Boats and Ethanol Fuel

May 01, 2021 12:00 AM | Anonymous member (Administrator)

By Jean McCormick – May 2021

About 95% of boaters fuel their boats before launching. Therefore, most of our boat engines are subjected to ethanol infused gasoline that is sold in most retail gas stations.

Ethanol is used as an “oxygenate” and is added to fuel to help reduce hydrocarbon emissions that cause air pollution. It is a highly refined grain alcohol, approximately 200 proof, that can be produced from natural products such as corn, sugar cane and wheat.  The term “ethanol blended fuel” or E10 refers to fuel that contains 10% ethanol and 90% gasoline.

Ethanol is also used to enhance the octane rating of gasoline. Higher octane gas resists detonation. So, it burns rather than explodes. But raising the octane level of gas is expensive. Therefore, premium fuel costs more than regular unleaded. Ethanol molecules contain oxygen, which allows the engine to more completely combust the fuel. That results in fewer emissions and less environmental pollution.

Most marine engine manufacturers suggest that 10% or less ethanol gasoline be used in their products.

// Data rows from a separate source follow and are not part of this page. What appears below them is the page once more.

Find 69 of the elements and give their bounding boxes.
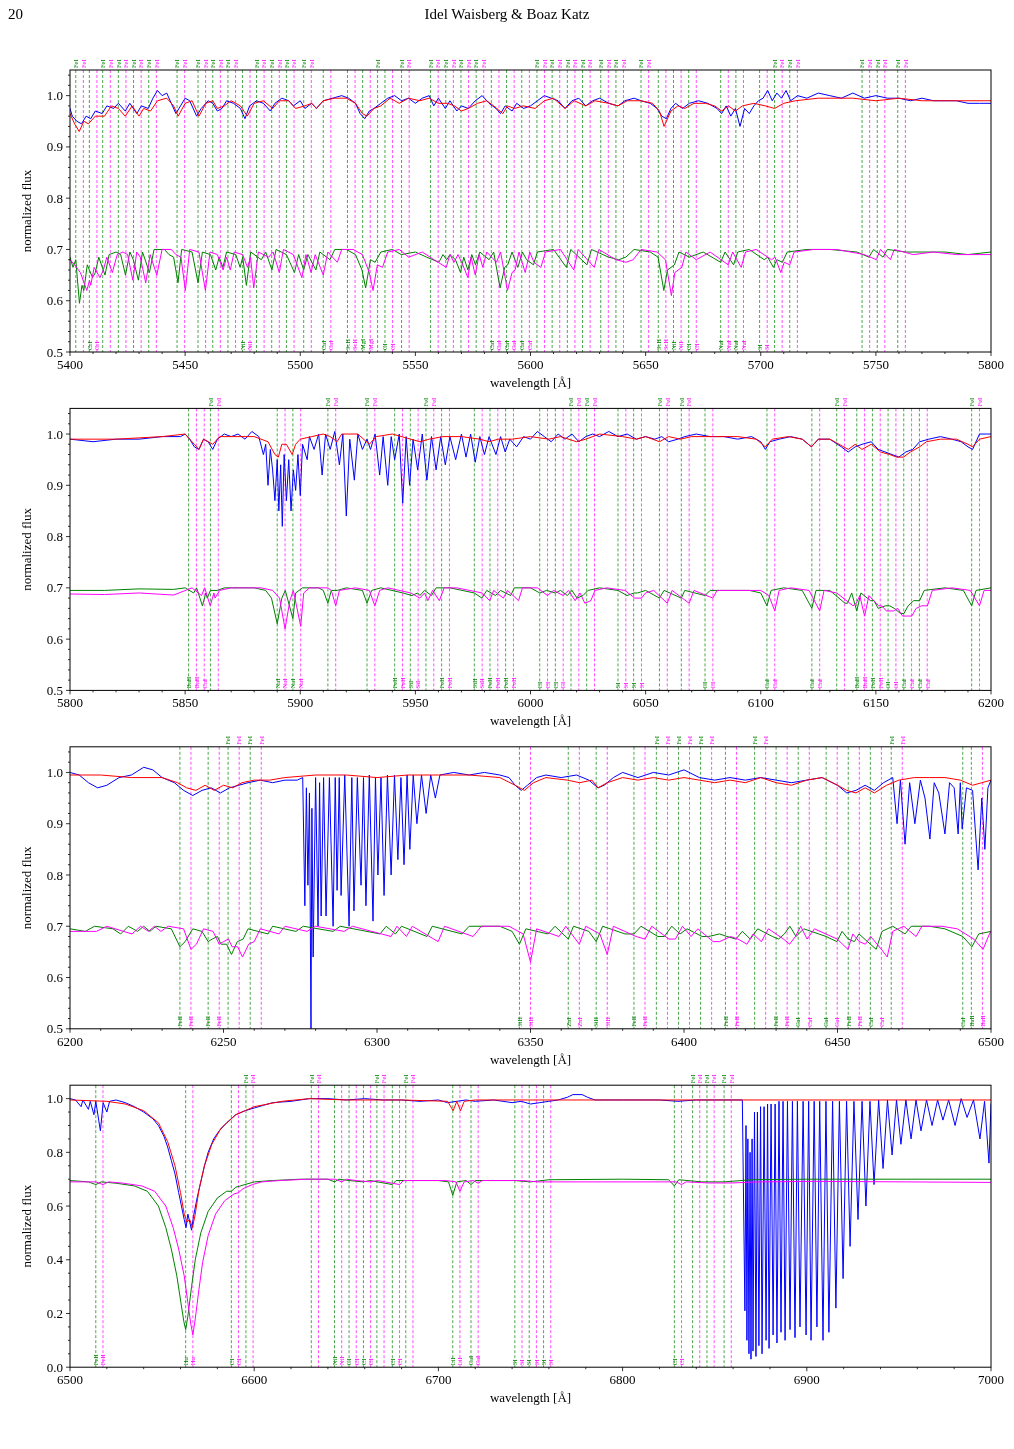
y-axis-title: normalized flux	[19, 507, 34, 591]
y-tick-label: 0.7	[46, 242, 64, 257]
x-tick-label: 5850	[172, 695, 199, 711]
y-tick-label: 0.7	[46, 580, 64, 596]
y-tick-label: 0.8	[46, 529, 63, 545]
x-tick-label: 6800	[609, 1372, 636, 1388]
line-series	[70, 433, 991, 458]
line-series	[70, 766, 991, 1029]
x-tick-label: 5800	[57, 695, 83, 711]
y-tick-label: 0.8	[46, 190, 63, 206]
x-tick-label: 5550	[402, 357, 429, 372]
x-tick-label: 5650	[632, 357, 659, 372]
y-tick-label: 0.4	[46, 1252, 64, 1268]
x-tick-label: 6350	[517, 1033, 544, 1049]
x-axis-title: wavelength [Å]	[489, 1051, 572, 1067]
x-tick-label: 6600	[241, 1372, 268, 1388]
y-axis-title: normalized flux	[19, 169, 34, 253]
y-tick-label: 0.5	[46, 682, 63, 698]
line-series	[70, 97, 991, 133]
x-tick-label: 6000	[517, 695, 544, 711]
y-tick-label: 1.0	[46, 88, 63, 104]
x-tick-label: 6700	[425, 1372, 452, 1388]
y-tick-label: 0.6	[46, 631, 64, 647]
line-series	[70, 774, 991, 794]
y-tick-label: 0.6	[46, 293, 64, 309]
x-axis-title: wavelength [Å]	[489, 375, 572, 390]
x-tick-label: 6250	[210, 1033, 237, 1049]
y-tick-label: 0.2	[46, 1306, 63, 1322]
y-tick-label: 1.0	[46, 426, 63, 442]
y-tick-label: 0.6	[46, 1198, 64, 1214]
text: 20	[8, 6, 23, 22]
x-tick-label: 5800	[978, 357, 1004, 372]
line-series	[70, 90, 991, 127]
y-axis-title: normalized flux	[19, 1184, 34, 1268]
y-tick-label: 0.7	[46, 918, 64, 934]
x-tick-label: 5500	[287, 357, 314, 372]
x-tick-label: 5400	[57, 357, 83, 372]
x-tick-label: 5950	[402, 695, 429, 711]
y-tick-label: 0.9	[46, 477, 63, 493]
x-tick-label: 6150	[862, 695, 889, 711]
line-series	[70, 1098, 991, 1229]
y-tick-label: 0.0	[46, 1359, 63, 1375]
y-tick-label: 1.0	[46, 1091, 63, 1107]
y-axis-title: normalized flux	[19, 845, 34, 930]
x-tick-label: 6500	[57, 1372, 83, 1388]
y-tick-label: 0.9	[46, 816, 63, 832]
y-tick-label: 0.9	[46, 139, 63, 155]
x-tick-label: 5700	[747, 357, 774, 372]
x-tick-label: 6450	[824, 1033, 851, 1049]
x-tick-label: 6400	[671, 1033, 697, 1049]
y-tick-label: 0.6	[46, 970, 64, 986]
x-tick-label: 6050	[632, 695, 659, 711]
y-tick-label: 0.8	[46, 867, 63, 883]
x-tick-label: 6900	[793, 1372, 820, 1388]
y-tick-label: 0.5	[46, 344, 63, 360]
x-tick-label: 6100	[747, 695, 774, 711]
x-tick-label: 5900	[287, 695, 314, 711]
x-axis-title: wavelength [Å]	[489, 713, 572, 729]
x-tick-label: 7000	[978, 1372, 1004, 1388]
x-tick-label: 6300	[364, 1033, 390, 1049]
y-tick-label: 0.8	[46, 1144, 63, 1160]
x-tick-label: 5750	[862, 357, 889, 372]
x-tick-label: 6500	[978, 1033, 1004, 1049]
y-tick-label: 1.0	[46, 764, 63, 780]
x-tick-label: 5450	[172, 357, 199, 372]
x-tick-label: 6200	[978, 695, 1004, 711]
text: Idel Waisberg & Boaz Katz	[424, 6, 590, 22]
x-axis-title: wavelength [Å]	[489, 1390, 572, 1406]
x-tick-label: 5600	[517, 357, 544, 372]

However, there are three main problems with ethanol:

1.   Since ethanol is an alcohol, it can dry out rubber compounds in your fuel system. This can lead to cracked and brittle fuel lines, floats and seals. If that causes a gas leak, an ignition spark can cause an explosion.

2.   Ethanol likes water. Gas with added ethanol can attract and absorb about 10 times as much water and still burn through the engine. Water can enter when fuel containers are filled. That mix can cause corrosion of internal parts and condensation. When water comes into contact with ethanol blended fuel, the fuel and water can separate to form distinct layers in your tank. The upper gasoline layer will be depleted of ethanol and have a reduced octane level. The lower layer becomes a corrosive mix of water and ethanol. An engine won’t run on this water soaked, highly corrosive ethanol solution which ultimately can sink to the bottom of the tank. This situation usually requires that you drain and clean the tank before refilling it with fresh, hopefully, ethanol-free gasoline. 

3.   Ethanol is a powerful solvent, and, over time, it can dissolve fiberglass fuel tanks. It also reacts with fuel filters and carburetors. Ethanol is an excellent cleaner, but at levels found in E10 gas, it can act as a solvent that can clean sludge but can also dissolve polymers (term used to describe plastics). This could stop your engine!

On the other hand, non-ethanol gas lasts much longer while in storage. It is not as likely to succumb to oxidation or evaporation. If stored properly, ethanol-free gas can last up to six months without deterioration. This six-month shelf life makes ethanol -free gas ideal for use in seasonal boat engines. E10 gas has a three month or less, shelf life before the deterioration process begins.

If you find yourself having to use E10 gas in your boat or any other small engine that is seasonal and sits for periods of time, think about the following tips:

  Never use E10 gas that is over 90 days old. Ethanol shortens the shelf life and old gas is likely to absorb water and cause problems.

  Limit sludge build up. Keep up with your maintenance schedule, changing filters, etc.

  Take care of problems immediately. Repetitive performance issues such as a carburetor that is continually fouling needs a proactive approach.

  Drain fuel, replace with fresh—ethanol free—gas, if possible. Use quality fuel treatment to counter act some of the effects of ethanol in the gas. But read labels carefully—-many fuel additives contain ethanol or other alcohol products.

  The best additives do not have alcohol in them.  A quality fuel additive treatment should combine combustion improvement, alcohol free protection, and detergents in a single product.  The best products have excellent non-alcohol-based water absorbing ingredients. These additives improve fuel efficiency that has been lost to ethanol, improve engine performance and cut engine emissions. These products also clean your injectors, valves and other engine parts that may be fouled due to ethanol’s solvency sludge deposits.

Following these tips should help your boat engine run well, even if fueled with E10 gasoline.